En 1985-1986, il oriente ses recherches vers le dessin à la mine de plomb : il réalise tout d’abord son autoportrait et prépare pour la FIAC de 1987, à la galerie Beaubourg, une série de onze portraits dessinés. Il poursuit la série des portraits dessins en vue d’expositions programmées en 1991. Il réalise parallèlement des dessins dits de « déprogrammation » présentés à la Galerie Montaigne (Paris),au Musée d’art contemporain de Lyon Biennale de Lyon et à la FIAC (Foire internationale d’art contemporain) de 1991. Une sculpture réalisée durant cette période est, elle aussi, présentée Galerie Montaigne et à la Biennale de Lyon. En 1992, il participe à l’exposition Manifeste au Centre Georges Pompidou, où il présente le portrait de Piet Mondrian, depuis lors entré dans les collections du musée.
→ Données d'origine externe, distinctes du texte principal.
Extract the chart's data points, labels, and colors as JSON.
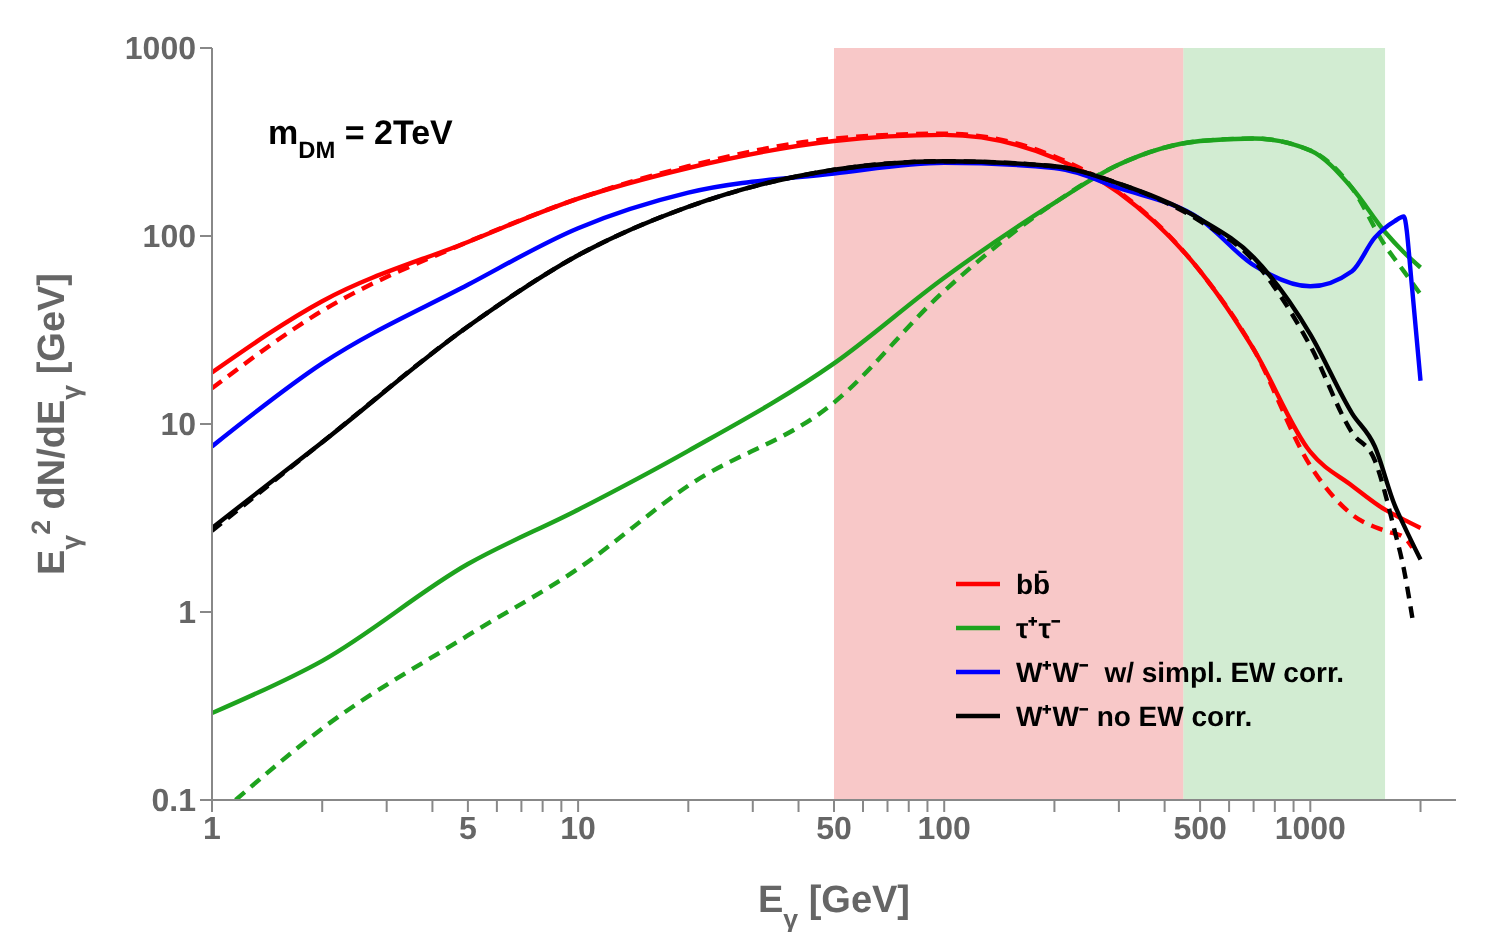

Parmi les très nombreuses expositions remarquables, on peut noter en outre, qu’il participe en mai 2009 à  « Dans l’œil du critique . Bernard Lamarche Vadel et les Artistes  » au Musée d’Art Moderne de la Ville de Paris / ARC ou il présente la peinture des « Jumelles » et des portraits dessins  » d’Erik Dietman »,  » de Joseph Beuys » et  » de Bernard Lamarche Vadel ».

 

Critique

Il se pourrait bien que dans le continuum de l’art, depuis la Renaissance l’alchimie n’ait jamais vraiment disparu. Une œuvre de Hucleux, objet inclassable, restera comme une des plus belles tentatives d’union, de réconciliation, du scepticisme et de la fragilité orientale. Il n’y a aucune évidence à voir la réalité au plus près. Il n’a pas, non plus, de bonheur à construire contre. La seule vérité réside dans la dissolution de l’image par elle-même, dans les assauts répétés d’un homo faber saisi par le doute. Mais l’homme a montrer trop de passion pour l’impossible pour brider son savoir faire dans une représentation laborieuse du réel. Ce qui est radicalement neuf dans l’œuvre de Hucleux, c’est l’art du dépassement des contradictions, cette volonté farouche et continue de perturber et dérégler la logique. La liberté de cet Art est dans sa subversion même, dans la caricature et l’admiration du copiste. Double borgésien de Pierre Ménard, Hucleux, en aventurier, à inventé un lieu extravagant, introuvable sur la carte de la création.

François Cheval,

 

extrait de « Trait pour Trait ou l’exercice quotidien de l’ascèse »,
catalogue Jean Olivier Hucleux, à la pointe du crayon, p. 21.